Underdahl admitted that, initially, staff members were reluctant to report issues with medical devices for several reasons. One, they were unfamiliar with the online event reporting system. Two, they feared punitive consequences. And three, they suspected it would ultimately be an exercise in futility.
Device-Reporting Reluctance Turns into Acceptance
This reluctance eventually began to turn around. “Risk management representatives and unit directors attended rounds and department meetings to educate staff on the rationale, procedure and benefits of reporting device issues,” said Underdahl. Participation gradually increased as clinicians began seeing results. They realized that reporting actually created positive changes and even generated a sense of pride in making a difference.
“Alerting manufacturers to potential vulnerabilities with device design and use is a significant incentive for staff reporting,” said Underdahl. “For example, when the head of an operating room bed drops suddenly and causes the patient's neck to snap, the manufacturer must be informed. When a pump delivers too much or too little medication and the patient experiences cardiac arrest, the manufacturer must be informed. Both UCLA Health System staff and MedSun representatives collaborate to target the specific device and identify factors contributing to malfunction so that the manufacturer may assess design and functionality.”

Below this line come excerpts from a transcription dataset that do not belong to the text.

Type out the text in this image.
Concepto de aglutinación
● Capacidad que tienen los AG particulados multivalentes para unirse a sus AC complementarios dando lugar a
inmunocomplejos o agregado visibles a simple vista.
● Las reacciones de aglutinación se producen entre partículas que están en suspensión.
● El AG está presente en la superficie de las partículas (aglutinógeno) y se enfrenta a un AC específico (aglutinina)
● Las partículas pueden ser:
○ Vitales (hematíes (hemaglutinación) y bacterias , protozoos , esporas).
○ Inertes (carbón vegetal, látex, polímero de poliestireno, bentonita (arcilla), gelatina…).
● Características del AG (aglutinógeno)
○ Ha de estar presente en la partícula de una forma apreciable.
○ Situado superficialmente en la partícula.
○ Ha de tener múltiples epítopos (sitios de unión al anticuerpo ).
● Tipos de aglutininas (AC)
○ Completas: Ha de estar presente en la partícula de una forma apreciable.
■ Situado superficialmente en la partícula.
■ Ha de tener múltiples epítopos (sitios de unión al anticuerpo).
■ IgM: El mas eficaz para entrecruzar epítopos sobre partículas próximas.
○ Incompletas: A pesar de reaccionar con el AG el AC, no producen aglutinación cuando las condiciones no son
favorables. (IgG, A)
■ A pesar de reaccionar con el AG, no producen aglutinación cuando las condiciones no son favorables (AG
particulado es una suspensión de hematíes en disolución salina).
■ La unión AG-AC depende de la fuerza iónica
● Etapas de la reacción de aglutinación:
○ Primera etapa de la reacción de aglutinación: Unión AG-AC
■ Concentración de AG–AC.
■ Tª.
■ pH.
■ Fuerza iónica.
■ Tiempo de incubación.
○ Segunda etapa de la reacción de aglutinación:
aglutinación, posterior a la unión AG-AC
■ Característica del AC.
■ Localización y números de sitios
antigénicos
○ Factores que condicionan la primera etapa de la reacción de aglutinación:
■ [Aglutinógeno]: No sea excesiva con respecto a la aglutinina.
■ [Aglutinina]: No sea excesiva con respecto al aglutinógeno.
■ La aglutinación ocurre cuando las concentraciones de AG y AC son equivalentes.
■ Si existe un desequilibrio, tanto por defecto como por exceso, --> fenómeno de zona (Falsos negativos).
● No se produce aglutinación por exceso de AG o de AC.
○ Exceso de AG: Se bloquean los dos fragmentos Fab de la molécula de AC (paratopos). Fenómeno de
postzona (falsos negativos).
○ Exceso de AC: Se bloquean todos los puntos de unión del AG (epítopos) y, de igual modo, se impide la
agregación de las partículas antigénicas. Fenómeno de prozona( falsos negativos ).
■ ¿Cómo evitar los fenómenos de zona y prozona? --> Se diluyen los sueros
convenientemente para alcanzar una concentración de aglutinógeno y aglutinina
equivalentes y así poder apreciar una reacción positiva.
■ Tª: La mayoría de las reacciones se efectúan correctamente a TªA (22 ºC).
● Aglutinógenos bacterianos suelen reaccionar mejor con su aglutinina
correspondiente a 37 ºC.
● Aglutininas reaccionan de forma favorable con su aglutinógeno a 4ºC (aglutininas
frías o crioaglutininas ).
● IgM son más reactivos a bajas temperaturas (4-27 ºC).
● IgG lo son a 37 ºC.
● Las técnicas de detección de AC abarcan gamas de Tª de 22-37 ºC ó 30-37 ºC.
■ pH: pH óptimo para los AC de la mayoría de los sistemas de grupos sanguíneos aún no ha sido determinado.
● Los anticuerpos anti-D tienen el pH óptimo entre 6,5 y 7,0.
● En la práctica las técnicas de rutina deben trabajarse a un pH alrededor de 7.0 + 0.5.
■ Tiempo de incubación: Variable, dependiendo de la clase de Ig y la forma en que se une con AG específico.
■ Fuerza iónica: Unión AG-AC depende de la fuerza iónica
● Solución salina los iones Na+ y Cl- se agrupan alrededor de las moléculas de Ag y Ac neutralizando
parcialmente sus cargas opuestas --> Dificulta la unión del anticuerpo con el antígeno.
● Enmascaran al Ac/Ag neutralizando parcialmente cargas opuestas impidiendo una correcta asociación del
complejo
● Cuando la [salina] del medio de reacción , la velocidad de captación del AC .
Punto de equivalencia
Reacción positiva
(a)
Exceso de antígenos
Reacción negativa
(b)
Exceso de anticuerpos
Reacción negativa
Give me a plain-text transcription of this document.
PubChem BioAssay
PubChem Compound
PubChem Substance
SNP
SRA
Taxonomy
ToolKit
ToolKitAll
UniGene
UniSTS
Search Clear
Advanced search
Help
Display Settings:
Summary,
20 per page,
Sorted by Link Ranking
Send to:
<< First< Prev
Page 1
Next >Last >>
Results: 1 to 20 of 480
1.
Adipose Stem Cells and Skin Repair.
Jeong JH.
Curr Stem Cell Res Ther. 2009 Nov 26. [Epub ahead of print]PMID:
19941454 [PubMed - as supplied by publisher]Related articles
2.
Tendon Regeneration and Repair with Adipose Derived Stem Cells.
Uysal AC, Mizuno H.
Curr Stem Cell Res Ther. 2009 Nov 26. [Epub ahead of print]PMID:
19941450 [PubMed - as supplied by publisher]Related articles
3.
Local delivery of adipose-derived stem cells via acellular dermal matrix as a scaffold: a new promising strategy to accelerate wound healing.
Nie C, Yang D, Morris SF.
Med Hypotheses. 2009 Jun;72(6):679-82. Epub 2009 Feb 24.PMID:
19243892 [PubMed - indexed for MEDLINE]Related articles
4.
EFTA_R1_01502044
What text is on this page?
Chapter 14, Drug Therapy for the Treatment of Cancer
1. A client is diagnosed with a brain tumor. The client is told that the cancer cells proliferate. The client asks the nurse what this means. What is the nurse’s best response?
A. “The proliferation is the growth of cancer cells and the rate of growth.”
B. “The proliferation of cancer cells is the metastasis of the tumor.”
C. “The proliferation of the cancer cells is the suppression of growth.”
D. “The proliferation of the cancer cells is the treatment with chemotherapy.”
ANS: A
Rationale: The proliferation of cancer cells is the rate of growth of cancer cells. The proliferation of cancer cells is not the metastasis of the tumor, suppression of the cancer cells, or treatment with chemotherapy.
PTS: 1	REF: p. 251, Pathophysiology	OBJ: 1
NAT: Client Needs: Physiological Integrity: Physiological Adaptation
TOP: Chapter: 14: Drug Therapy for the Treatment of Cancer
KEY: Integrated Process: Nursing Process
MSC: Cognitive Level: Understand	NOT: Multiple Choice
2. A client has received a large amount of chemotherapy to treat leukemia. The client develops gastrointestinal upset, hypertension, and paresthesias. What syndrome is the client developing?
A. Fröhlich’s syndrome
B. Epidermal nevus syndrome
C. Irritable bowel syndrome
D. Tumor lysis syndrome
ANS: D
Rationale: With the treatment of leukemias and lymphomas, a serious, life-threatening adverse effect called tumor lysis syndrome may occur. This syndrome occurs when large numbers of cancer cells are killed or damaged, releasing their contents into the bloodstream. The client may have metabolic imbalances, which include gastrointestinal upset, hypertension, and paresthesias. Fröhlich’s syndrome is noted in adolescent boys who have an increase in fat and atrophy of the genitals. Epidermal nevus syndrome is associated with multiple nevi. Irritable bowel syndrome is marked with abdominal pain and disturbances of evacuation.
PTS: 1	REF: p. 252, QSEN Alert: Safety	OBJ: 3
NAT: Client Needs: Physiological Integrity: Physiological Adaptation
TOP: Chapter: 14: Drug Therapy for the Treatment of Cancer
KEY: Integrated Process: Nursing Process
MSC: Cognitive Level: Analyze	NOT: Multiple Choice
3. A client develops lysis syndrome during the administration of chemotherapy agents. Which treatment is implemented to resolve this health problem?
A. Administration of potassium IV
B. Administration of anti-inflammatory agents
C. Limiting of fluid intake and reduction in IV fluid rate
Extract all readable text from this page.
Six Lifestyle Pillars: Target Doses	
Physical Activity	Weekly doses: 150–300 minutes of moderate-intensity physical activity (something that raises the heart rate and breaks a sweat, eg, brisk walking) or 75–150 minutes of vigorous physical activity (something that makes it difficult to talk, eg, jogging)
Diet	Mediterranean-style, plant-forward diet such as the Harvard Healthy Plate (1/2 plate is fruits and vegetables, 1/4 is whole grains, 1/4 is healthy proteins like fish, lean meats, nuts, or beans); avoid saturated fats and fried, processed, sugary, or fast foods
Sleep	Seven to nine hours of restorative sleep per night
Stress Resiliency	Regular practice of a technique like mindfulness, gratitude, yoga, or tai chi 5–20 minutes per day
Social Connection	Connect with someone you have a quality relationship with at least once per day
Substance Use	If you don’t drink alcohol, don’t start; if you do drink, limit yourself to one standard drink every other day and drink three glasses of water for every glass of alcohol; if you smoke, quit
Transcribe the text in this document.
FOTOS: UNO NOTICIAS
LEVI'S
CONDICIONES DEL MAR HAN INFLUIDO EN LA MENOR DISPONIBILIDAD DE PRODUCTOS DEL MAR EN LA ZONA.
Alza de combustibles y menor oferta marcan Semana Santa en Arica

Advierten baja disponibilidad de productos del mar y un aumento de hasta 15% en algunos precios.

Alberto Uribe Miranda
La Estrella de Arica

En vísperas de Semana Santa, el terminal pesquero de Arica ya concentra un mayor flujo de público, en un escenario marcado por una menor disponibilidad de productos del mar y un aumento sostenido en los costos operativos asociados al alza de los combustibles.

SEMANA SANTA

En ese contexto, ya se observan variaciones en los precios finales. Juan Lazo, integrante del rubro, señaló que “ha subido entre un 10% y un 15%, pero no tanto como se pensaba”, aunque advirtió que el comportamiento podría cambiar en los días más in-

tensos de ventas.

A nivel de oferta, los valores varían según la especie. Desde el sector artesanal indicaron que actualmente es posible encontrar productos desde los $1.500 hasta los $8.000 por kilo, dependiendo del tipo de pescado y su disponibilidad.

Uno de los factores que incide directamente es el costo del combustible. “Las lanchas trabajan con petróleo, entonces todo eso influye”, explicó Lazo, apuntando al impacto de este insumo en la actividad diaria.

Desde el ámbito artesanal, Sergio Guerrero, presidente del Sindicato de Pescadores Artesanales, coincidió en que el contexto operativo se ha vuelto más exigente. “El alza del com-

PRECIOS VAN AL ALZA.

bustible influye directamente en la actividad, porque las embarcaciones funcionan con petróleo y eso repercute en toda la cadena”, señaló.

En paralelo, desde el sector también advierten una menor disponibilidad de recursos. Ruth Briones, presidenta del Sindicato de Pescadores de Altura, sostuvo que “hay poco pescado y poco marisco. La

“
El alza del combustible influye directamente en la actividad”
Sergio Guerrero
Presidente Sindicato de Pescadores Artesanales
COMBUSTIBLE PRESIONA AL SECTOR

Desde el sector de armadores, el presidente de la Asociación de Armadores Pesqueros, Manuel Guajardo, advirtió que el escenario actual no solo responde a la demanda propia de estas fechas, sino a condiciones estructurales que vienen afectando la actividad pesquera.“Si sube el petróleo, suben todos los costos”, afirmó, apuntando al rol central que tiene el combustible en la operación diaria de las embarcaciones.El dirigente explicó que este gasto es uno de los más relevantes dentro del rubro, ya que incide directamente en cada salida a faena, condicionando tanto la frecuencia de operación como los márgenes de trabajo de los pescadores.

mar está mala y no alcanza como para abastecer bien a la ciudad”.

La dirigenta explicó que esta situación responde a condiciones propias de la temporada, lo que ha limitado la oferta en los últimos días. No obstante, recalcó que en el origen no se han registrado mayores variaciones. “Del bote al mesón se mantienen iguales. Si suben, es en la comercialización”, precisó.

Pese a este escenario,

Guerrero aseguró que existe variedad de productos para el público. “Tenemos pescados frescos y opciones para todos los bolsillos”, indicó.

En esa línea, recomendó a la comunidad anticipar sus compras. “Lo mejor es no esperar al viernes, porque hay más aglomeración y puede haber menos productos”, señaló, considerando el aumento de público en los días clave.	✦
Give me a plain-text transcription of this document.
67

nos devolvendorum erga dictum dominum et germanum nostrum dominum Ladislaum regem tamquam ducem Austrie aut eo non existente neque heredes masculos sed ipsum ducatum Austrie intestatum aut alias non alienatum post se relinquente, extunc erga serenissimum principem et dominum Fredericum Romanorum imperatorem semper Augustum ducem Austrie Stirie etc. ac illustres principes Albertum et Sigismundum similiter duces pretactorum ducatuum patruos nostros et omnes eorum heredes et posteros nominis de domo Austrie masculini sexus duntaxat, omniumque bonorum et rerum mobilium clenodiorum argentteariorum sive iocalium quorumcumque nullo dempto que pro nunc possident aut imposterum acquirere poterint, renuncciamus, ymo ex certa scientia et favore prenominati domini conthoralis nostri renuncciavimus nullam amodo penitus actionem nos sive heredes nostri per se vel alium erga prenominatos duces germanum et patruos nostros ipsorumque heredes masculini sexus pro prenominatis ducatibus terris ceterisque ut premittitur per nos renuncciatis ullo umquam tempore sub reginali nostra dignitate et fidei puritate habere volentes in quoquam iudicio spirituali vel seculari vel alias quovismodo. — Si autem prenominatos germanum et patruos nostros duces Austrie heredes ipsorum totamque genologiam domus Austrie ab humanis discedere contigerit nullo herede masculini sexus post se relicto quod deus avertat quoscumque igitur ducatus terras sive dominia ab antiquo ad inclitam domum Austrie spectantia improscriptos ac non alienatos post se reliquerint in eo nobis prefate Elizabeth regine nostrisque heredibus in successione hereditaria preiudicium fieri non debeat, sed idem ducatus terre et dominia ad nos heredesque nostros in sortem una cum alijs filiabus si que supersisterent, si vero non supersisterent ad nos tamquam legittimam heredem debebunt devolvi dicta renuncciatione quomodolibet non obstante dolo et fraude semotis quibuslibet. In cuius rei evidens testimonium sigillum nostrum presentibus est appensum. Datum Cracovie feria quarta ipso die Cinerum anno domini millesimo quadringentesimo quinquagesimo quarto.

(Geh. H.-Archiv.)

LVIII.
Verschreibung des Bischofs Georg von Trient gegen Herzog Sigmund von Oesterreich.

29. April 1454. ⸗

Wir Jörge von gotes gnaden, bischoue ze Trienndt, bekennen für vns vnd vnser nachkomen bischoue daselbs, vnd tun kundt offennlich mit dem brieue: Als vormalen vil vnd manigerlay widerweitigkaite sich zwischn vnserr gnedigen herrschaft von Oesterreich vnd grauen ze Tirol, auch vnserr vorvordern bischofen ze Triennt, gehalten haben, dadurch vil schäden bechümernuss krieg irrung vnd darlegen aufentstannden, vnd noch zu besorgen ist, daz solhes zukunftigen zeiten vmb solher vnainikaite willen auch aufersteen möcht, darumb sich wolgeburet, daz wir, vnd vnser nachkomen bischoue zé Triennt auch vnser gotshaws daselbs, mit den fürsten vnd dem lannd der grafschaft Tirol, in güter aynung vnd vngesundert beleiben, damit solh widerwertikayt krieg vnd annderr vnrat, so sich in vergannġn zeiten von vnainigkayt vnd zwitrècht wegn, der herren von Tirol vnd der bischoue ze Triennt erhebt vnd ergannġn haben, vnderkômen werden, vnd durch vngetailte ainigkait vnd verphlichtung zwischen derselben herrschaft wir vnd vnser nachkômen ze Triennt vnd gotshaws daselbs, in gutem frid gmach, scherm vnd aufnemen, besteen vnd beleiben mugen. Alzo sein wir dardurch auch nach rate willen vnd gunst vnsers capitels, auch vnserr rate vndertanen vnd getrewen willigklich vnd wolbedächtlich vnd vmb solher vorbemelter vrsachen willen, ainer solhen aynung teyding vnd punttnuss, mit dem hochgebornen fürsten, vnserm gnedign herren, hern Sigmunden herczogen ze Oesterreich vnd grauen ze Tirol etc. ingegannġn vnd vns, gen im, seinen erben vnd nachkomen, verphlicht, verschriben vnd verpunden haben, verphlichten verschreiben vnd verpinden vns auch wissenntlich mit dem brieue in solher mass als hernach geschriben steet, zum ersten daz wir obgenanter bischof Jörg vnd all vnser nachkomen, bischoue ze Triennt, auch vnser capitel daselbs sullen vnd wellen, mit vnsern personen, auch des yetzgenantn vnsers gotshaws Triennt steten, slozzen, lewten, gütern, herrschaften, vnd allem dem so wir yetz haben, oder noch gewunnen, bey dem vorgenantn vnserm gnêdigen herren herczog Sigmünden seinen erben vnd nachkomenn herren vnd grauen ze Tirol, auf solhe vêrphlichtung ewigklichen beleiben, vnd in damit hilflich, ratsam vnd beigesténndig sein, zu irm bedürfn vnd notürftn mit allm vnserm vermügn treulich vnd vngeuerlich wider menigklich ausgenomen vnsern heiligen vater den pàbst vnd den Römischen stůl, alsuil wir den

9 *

Medical Device Manufacturers Resist Necessary Change
Since 2004, medical device event-reporting has improved through ongoing education initiatives. The device is retained—tagged and sequestered—instead of being discarded, identifiers—including model, serial and lot numbers—are provided, and underlying circumstances are documented in online and verbal reports.
Even with these achievements, manufacturers' resistance to change is a formidable challenge. Underdahl related a real-life instance that illustrates this challenge. “A dysfunctional skull clamp lacerated a patient's head during surgery, necessitating stitches. Expeditious reporting to MedSun triggered an investigation of ancillary issues, all of which were completed in a timely manner so that the involved clinicians remembered the event. Yet, the manufacturer failed to link the reported details with the dysfunctional skull clamp, sent follow-up correspondence to the incorrect hospital and ultimately concluded that ‘the root cause may be related to user error.’”
FDA: Design with Device Use in Mind
According to Underdahl, FDA research indicates that the “frequency and consequences of medical device use errors far exceed those arising from device failures. Therefore, product developers must consider device use and use-related hazards to ensure that their devices will be safe. FDA's human factors program evaluates manufacturers' design validation documents required by the Quality System Regulation, develops guidance documents to help manufacturers understand and use human factors engineering, and educates manufacturers about the need for human factors programs” (FDA, 2009).